At the recent American Society of Clinical Oncology meeting in Chicago, Ellis detailed a list of low-frequency mutations in estrogen-receptor-positive breast cancer that already can be targeted by existing drugs, many of which are approved for tumors other than those in the breast. He says that studies like this one may provide a backdrop for finding new cancer treatments based on a tumor's genomic signature rather than its location in the body.
"As a medical oncologist, I'm looking for clues for how to best treat my patients with breast cancer," he says. "We're just beginning to see that many patients only have mutations that occur in low frequency. Targeting these mutations should be a focus of new clinical trials."

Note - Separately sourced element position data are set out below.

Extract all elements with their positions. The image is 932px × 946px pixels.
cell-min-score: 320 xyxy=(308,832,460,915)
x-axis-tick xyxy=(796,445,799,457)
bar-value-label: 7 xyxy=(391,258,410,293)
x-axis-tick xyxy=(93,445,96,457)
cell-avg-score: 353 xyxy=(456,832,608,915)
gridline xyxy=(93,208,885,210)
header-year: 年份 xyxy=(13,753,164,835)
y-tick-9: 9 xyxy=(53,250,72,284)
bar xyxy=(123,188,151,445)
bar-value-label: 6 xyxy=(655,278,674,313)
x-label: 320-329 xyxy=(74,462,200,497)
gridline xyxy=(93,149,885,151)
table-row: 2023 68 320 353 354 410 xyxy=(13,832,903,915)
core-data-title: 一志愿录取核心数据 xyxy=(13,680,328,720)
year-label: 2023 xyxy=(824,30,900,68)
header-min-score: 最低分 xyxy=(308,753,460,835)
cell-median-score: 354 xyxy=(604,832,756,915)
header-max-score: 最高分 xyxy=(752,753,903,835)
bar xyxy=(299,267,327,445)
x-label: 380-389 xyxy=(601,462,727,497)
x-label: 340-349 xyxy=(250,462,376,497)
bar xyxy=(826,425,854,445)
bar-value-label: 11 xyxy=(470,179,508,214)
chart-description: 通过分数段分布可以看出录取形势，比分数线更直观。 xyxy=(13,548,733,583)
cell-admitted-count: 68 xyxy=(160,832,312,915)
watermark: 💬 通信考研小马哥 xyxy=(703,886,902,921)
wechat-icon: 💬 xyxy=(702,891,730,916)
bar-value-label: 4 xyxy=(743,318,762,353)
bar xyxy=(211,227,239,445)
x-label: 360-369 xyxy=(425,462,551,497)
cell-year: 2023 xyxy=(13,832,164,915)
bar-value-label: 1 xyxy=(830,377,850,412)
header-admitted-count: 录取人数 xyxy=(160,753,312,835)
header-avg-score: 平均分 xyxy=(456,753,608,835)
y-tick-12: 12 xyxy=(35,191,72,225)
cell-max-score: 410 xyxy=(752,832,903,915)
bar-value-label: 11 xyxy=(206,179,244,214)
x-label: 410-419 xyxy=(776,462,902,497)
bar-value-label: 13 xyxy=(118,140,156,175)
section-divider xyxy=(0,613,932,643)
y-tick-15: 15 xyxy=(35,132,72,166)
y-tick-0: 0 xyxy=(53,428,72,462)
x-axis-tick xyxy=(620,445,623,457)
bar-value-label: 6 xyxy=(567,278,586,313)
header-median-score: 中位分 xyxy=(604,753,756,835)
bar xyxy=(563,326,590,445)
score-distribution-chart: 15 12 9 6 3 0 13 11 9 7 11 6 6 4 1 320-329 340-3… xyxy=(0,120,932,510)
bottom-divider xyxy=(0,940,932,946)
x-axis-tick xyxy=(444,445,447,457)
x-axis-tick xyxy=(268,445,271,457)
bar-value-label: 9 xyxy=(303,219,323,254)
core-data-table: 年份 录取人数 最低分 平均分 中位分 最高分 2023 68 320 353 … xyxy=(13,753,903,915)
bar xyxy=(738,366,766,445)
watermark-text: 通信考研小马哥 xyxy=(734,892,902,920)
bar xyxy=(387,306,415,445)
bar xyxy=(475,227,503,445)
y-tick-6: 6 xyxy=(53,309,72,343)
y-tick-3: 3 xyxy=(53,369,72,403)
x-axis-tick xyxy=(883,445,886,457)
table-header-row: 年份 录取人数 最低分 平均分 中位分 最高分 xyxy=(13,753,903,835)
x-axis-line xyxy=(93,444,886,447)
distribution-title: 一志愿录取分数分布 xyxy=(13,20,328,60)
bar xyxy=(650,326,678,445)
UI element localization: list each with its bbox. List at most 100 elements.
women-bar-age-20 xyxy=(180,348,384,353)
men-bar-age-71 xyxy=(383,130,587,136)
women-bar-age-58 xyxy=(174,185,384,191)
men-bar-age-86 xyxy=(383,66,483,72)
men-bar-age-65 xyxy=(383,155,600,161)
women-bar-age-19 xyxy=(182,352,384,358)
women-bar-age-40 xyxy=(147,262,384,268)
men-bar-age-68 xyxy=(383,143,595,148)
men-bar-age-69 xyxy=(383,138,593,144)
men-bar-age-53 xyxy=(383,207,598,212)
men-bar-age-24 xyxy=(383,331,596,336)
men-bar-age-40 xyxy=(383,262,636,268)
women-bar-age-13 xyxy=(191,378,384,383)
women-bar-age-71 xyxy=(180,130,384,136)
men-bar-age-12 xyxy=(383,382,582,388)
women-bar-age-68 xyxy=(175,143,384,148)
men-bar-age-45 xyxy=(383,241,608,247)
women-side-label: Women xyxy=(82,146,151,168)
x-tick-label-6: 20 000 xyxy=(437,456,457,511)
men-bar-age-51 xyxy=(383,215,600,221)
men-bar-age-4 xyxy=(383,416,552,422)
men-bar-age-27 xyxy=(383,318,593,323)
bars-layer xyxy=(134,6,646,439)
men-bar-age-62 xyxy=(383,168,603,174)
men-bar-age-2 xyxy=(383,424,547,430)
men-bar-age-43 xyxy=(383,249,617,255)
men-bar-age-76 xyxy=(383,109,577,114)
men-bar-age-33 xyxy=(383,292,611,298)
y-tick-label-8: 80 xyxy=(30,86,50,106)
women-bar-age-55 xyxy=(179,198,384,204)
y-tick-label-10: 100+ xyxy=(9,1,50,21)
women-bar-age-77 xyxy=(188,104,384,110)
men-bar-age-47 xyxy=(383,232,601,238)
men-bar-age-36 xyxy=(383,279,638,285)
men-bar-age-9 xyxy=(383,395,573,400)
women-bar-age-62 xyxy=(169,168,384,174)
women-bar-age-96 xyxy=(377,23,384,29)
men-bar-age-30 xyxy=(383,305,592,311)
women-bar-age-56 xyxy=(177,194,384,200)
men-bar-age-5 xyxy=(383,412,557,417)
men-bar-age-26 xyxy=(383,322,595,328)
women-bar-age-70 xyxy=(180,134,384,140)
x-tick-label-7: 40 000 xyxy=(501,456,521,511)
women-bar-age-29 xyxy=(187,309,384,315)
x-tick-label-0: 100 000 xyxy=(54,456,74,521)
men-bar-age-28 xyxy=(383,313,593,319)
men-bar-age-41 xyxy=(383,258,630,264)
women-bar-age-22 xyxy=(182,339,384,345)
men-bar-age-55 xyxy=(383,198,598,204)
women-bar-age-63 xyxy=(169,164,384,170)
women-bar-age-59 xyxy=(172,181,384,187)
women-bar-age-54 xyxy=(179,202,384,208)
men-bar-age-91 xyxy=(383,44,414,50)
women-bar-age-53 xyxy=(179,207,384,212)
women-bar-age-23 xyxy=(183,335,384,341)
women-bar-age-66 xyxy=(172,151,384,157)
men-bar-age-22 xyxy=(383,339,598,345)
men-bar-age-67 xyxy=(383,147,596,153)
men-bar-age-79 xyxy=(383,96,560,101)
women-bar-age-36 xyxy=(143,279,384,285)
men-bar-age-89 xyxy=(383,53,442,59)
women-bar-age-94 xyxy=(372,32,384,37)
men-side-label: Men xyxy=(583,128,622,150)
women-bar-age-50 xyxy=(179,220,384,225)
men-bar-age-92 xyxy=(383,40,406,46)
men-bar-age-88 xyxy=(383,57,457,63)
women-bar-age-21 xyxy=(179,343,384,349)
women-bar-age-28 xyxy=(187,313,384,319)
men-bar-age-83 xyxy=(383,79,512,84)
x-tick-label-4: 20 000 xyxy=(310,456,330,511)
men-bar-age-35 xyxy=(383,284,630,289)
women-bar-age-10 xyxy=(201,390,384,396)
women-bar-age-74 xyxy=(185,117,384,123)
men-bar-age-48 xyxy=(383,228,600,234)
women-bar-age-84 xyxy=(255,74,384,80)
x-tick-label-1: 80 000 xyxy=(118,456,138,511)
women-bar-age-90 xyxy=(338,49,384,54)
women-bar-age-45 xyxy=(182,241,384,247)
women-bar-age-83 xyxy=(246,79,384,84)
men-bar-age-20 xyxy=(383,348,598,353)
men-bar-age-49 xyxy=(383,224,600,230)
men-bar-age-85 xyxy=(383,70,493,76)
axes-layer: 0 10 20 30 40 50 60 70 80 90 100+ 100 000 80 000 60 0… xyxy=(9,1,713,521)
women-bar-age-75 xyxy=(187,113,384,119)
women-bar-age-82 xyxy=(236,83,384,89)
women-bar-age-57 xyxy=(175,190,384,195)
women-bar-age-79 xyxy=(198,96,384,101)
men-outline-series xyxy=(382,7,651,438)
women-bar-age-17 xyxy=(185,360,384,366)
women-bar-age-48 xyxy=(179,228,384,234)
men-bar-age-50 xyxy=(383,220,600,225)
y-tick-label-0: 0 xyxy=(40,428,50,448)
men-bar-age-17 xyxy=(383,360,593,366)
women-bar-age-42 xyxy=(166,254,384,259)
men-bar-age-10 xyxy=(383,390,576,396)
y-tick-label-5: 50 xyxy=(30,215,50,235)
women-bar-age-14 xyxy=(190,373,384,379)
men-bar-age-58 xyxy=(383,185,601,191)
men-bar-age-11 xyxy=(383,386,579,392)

Toward that goal, Ellis and Mardis will soon begin a new trial in patients with estrogen-receptor positive breast cancer, with treatment decisions based on the genomic signatures of tumors. Women likely to benefit from aromatase inhibitor therapy will receive it, but those unlikely to respond will be assigned to surgery followed by chemotherapy and drugs that target "driver" mutations in their tumors.
Ellis, MJ, Ding L, Shen D, Ley TJ, Piwnica-Worms D, Stuart JM, Wilson RK, Mardis ER. Whole-genome analysis informs breast caner response to aromatase inhibition. Nature. Advance online publication June 10, 2012.
The research is funded by the National Human Genome Research Institute, the National Cancer Institute, both at the National Institutes of Health (NIH), the Susan G. Komen for the Cure, the Fashion Footwear Charitable Foundation, Inc., and the Washington University Cancer Genome Initiative. Grant awards to the American College of Surgeons Oncology Group included NCI, the Breast Cancer Research Foundation, clinical trial support from Novartis and Pfizer and an NCI Center grant. The BRIGHT Institute is supported in part by an ATT/Emerson gift to the Siteman Cancer Center. The research is dedicated to the memory of Evelyn Lauder in recognition of her efforts to eradicate breast cancer.
Washington University School of Medicine's 2,100 employed and volunteer faculty physicians also are the medical staff of Barnes-Jewish and St. Louis Children's hospitals. The School of Medicine is one of the leading medical research, teaching and patient care institutions in the nation, currently ranked sixth in the nation by U.S. News & World Report. Through its affiliations with Barnes-Jewish and St. Louis Children's hospitals, the School of Medicine is linked to BJC HealthCare.